Rebecca Middleton
Vice Chair, Participant Panel at Genomics England, Founder & Director, Hereditary Brain Aneurysm Support

Dr Richard Scott will chair a panel discussion with Sasha Henriques, Principal Genetic Counsellor at Guys and St Thomas NHS Foundation Trust, Dr Sarah Bowdin, Medical Director of East Midlands and East of England Genomics Laboratory Hub and Rebecca Middelton, Vice Chair of the Participant Panel at Genomics England. Together they’ll reflect back on the genomic revolution of the last 5 years and the difference it has made for rare disease patients and lay out their plans and vision for the coming 5 years.
Bio: As a rare disease patient, Rebecca joined the Genomics England’s 100,000 Genomes project in 2015, and now sits as Vice Chair of the Participant Panel. The panel is tasked with ensuring the interests of participants are always at the forefront of the organisation’s work.
Having lost family to brain aneurysms, and having undergone treatment for an aneurysm herself, Rebecca founded Hereditary Brain Aneurysm Support in 2020. The growing patient centred organisation supports and inform patients and families living with familial brain aneurysm syndrome and raises awareness of the condition as a rare disease, representing the patient experience and improving and saving lives.

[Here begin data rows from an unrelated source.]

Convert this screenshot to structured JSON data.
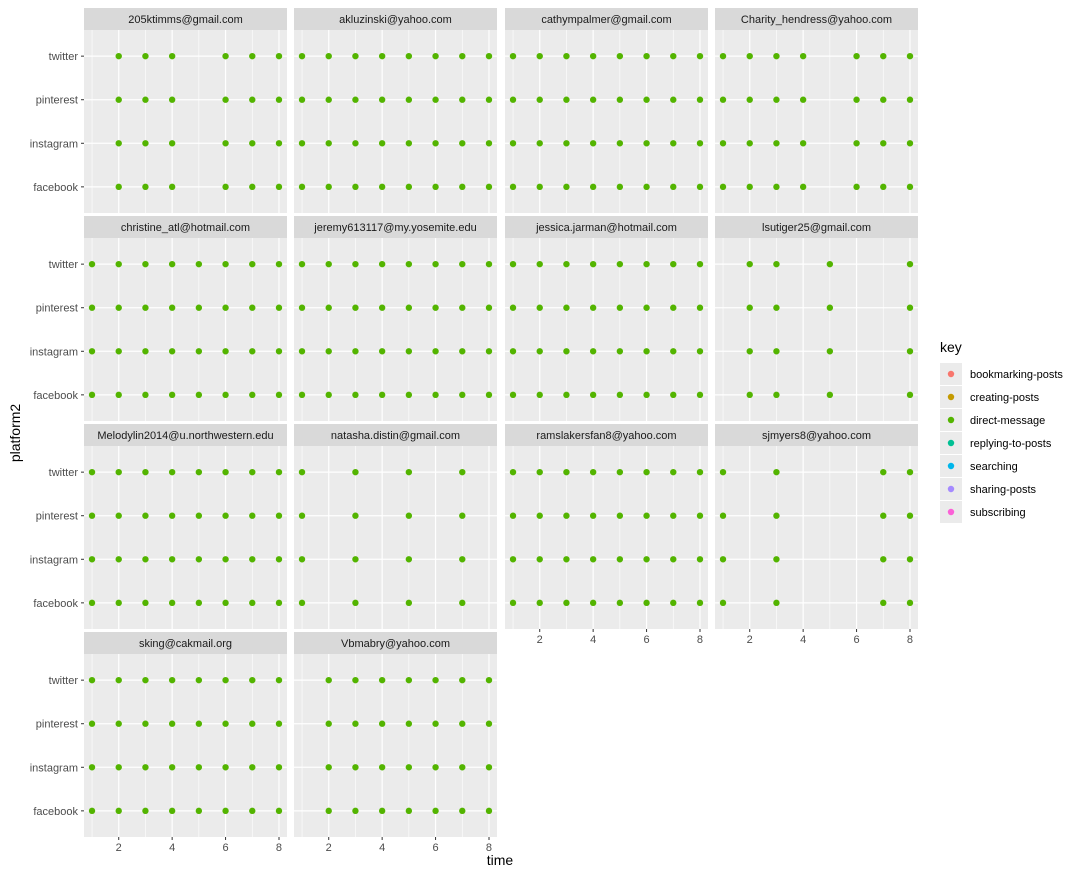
{
  "chart_data": {
    "type": "scatter",
    "facet_layout": "wrap",
    "xlabel": "time",
    "ylabel": "platform2",
    "xlim": [
      0.7,
      8.3
    ],
    "x_ticks": [
      2,
      4,
      6,
      8
    ],
    "y_categories": [
      "facebook",
      "instagram",
      "pinterest",
      "twitter"
    ],
    "legend": {
      "title": "key",
      "placement": "right",
      "entries": [
        {
          "label": "bookmarking-posts",
          "color": "#F8766D"
        },
        {
          "label": "creating-posts",
          "color": "#C49A00"
        },
        {
          "label": "direct-message",
          "color": "#53B400"
        },
        {
          "label": "replying-to-posts",
          "color": "#00C094"
        },
        {
          "label": "searching",
          "color": "#00B6EB"
        },
        {
          "label": "sharing-posts",
          "color": "#A58AFF"
        },
        {
          "label": "subscribing",
          "color": "#FB61D7"
        }
      ]
    },
    "point_key": "direct-message",
    "panels": [
      {
        "title": "205ktimms@gmail.com",
        "times": [
          2,
          3,
          4,
          6,
          7,
          8
        ]
      },
      {
        "title": "akluzinski@yahoo.com",
        "times": [
          1,
          2,
          3,
          4,
          5,
          6,
          7,
          8
        ]
      },
      {
        "title": "cathympalmer@gmail.com",
        "times": [
          1,
          2,
          3,
          4,
          5,
          6,
          7,
          8
        ]
      },
      {
        "title": "Charity_hendress@yahoo.com",
        "times": [
          1,
          2,
          3,
          4,
          6,
          7,
          8
        ]
      },
      {
        "title": "christine_atl@hotmail.com",
        "times": [
          1,
          2,
          3,
          4,
          5,
          6,
          7,
          8
        ]
      },
      {
        "title": "jeremy613117@my.yosemite.edu",
        "times": [
          1,
          2,
          3,
          4,
          5,
          6,
          7,
          8
        ]
      },
      {
        "title": "jessica.jarman@hotmail.com",
        "times": [
          1,
          2,
          3,
          4,
          5,
          6,
          7,
          8
        ]
      },
      {
        "title": "lsutiger25@gmail.com",
        "times": [
          2,
          3,
          5,
          8
        ]
      },
      {
        "title": "Melodylin2014@u.northwestern.edu",
        "times": [
          1,
          2,
          3,
          4,
          5,
          6,
          7,
          8
        ]
      },
      {
        "title": "natasha.distin@gmail.com",
        "times": [
          1,
          3,
          5,
          7
        ]
      },
      {
        "title": "ramslakersfan8@yahoo.com",
        "times": [
          1,
          2,
          3,
          4,
          5,
          6,
          7,
          8
        ]
      },
      {
        "title": "sjmyers8@yahoo.com",
        "times": [
          1,
          3,
          7,
          8
        ]
      },
      {
        "title": "sking@cakmail.org",
        "times": [
          1,
          2,
          3,
          4,
          5,
          6,
          7,
          8
        ]
      },
      {
        "title": "Vbmabry@yahoo.com",
        "times": [
          2,
          3,
          4,
          5,
          6,
          7,
          8
        ]
      }
    ]
  }
}
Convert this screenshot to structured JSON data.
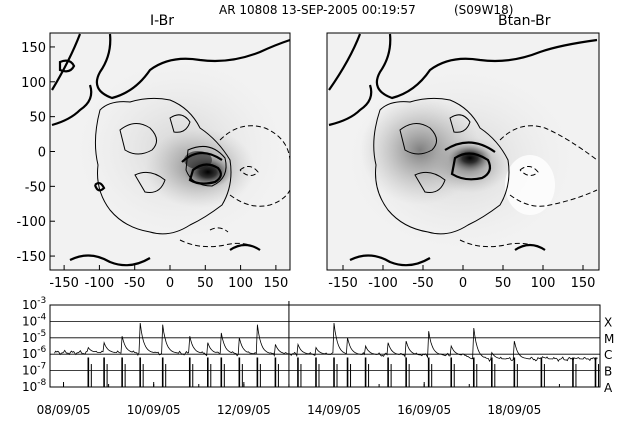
{
  "figure": {
    "title": "AR 10808 13-SEP-2005 00:19:57",
    "location": "(S09W18)"
  },
  "chart_data": [
    {
      "type": "heatmap",
      "panel_label": "I-Br",
      "xticks": [
        -150,
        -100,
        -50,
        0,
        50,
        100,
        150
      ],
      "yticks": [
        150,
        100,
        50,
        0,
        -50,
        -100,
        -150
      ],
      "xlim": [
        -170,
        170
      ],
      "ylim": [
        -170,
        170
      ],
      "spot_center": [
        45,
        -30
      ]
    },
    {
      "type": "heatmap",
      "panel_label": "Btan-Br",
      "xticks": [
        -150,
        -100,
        -50,
        0,
        50,
        100,
        150
      ],
      "yticks": [
        150,
        100,
        50,
        0,
        -50,
        -100,
        -150
      ],
      "xlim": [
        -170,
        170
      ],
      "ylim": [
        -170,
        170
      ],
      "spot_center": [
        45,
        -20
      ]
    },
    {
      "type": "line",
      "yscale": "log",
      "ylim": [
        1e-08,
        0.001
      ],
      "ytick_labels": [
        "10^-3",
        "10^-4",
        "10^-5",
        "10^-6",
        "10^-7",
        "10^-8"
      ],
      "class_labels": [
        "X",
        "M",
        "C",
        "B",
        "A"
      ],
      "xtick_labels": [
        "08/09/05",
        "10/09/05",
        "12/09/05",
        "14/09/05",
        "16/09/05",
        "18/09/05"
      ],
      "marker_date": "13/09/05",
      "flare_peaks": [
        {
          "day": 8.55,
          "peak": -5.6
        },
        {
          "day": 8.9,
          "peak": -5.3
        },
        {
          "day": 9.3,
          "peak": -4.9
        },
        {
          "day": 9.7,
          "peak": -4.1
        },
        {
          "day": 10.2,
          "peak": -4.2
        },
        {
          "day": 10.8,
          "peak": -4.9
        },
        {
          "day": 11.2,
          "peak": -5.3
        },
        {
          "day": 11.5,
          "peak": -4.7
        },
        {
          "day": 11.9,
          "peak": -5.0
        },
        {
          "day": 12.3,
          "peak": -4.2
        },
        {
          "day": 12.7,
          "peak": -5.4
        },
        {
          "day": 13.2,
          "peak": -5.4
        },
        {
          "day": 13.6,
          "peak": -5.6
        },
        {
          "day": 14.0,
          "peak": -4.1
        },
        {
          "day": 14.3,
          "peak": -5.0
        },
        {
          "day": 14.7,
          "peak": -5.5
        },
        {
          "day": 15.2,
          "peak": -5.3
        },
        {
          "day": 15.6,
          "peak": -5.2
        },
        {
          "day": 16.1,
          "peak": -4.6
        },
        {
          "day": 16.6,
          "peak": -5.5
        },
        {
          "day": 17.1,
          "peak": -4.4
        },
        {
          "day": 17.5,
          "peak": -5.9
        },
        {
          "day": 18.0,
          "peak": -5.2
        },
        {
          "day": 18.6,
          "peak": -6.1
        },
        {
          "day": 19.3,
          "peak": -6.2
        },
        {
          "day": 19.8,
          "peak": -6.2
        }
      ]
    }
  ]
}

Find out more about Hereditary Brain Aneurysm Support by visiting their website.
The strength and power of the patient voice in organisations, charities and through the research environment. This is leading to meaningful change and having a tangible positive impact.
Q: How has your work impacted rare disease progress over the last 5 years?
The Genomics England Participant Panel works collaboratively with Genomics England and other healthcare bodies to improve links between rare disease patients/participants, academic and commercial health researchers and clinicians. We hold Genomics England to account for what they do with all the patient and research participant data they hold, seeking to ensure that data is being held safely and used for good for rare disease and rare cancer patients, and for all participants and wider society. We continue to pursue results for the 100,000 Genomes Project participants and their families in perpetuity, and make sure that this rare disease and cancer cohort continues to benefit from advances in technology.
Q: What next? What do you want to see happen or change in the next 5 years that will have the most impact on diagnostics, care or treatment for those affected by rare conditions?
I would like to see further partnership and meaningful engagement with rare disease patients and their families. Rare disease impacts 1 in 17 of us, but we are more than a number. We have skills and experience that can help clinicians and researchers to get better at what they do. Learning and listening from groups of patients and families or individuals may hold the key for new discoveries or make a patient journey more bearable in the meantime. We can not move forward into a world of personalised medicine without listening to the person.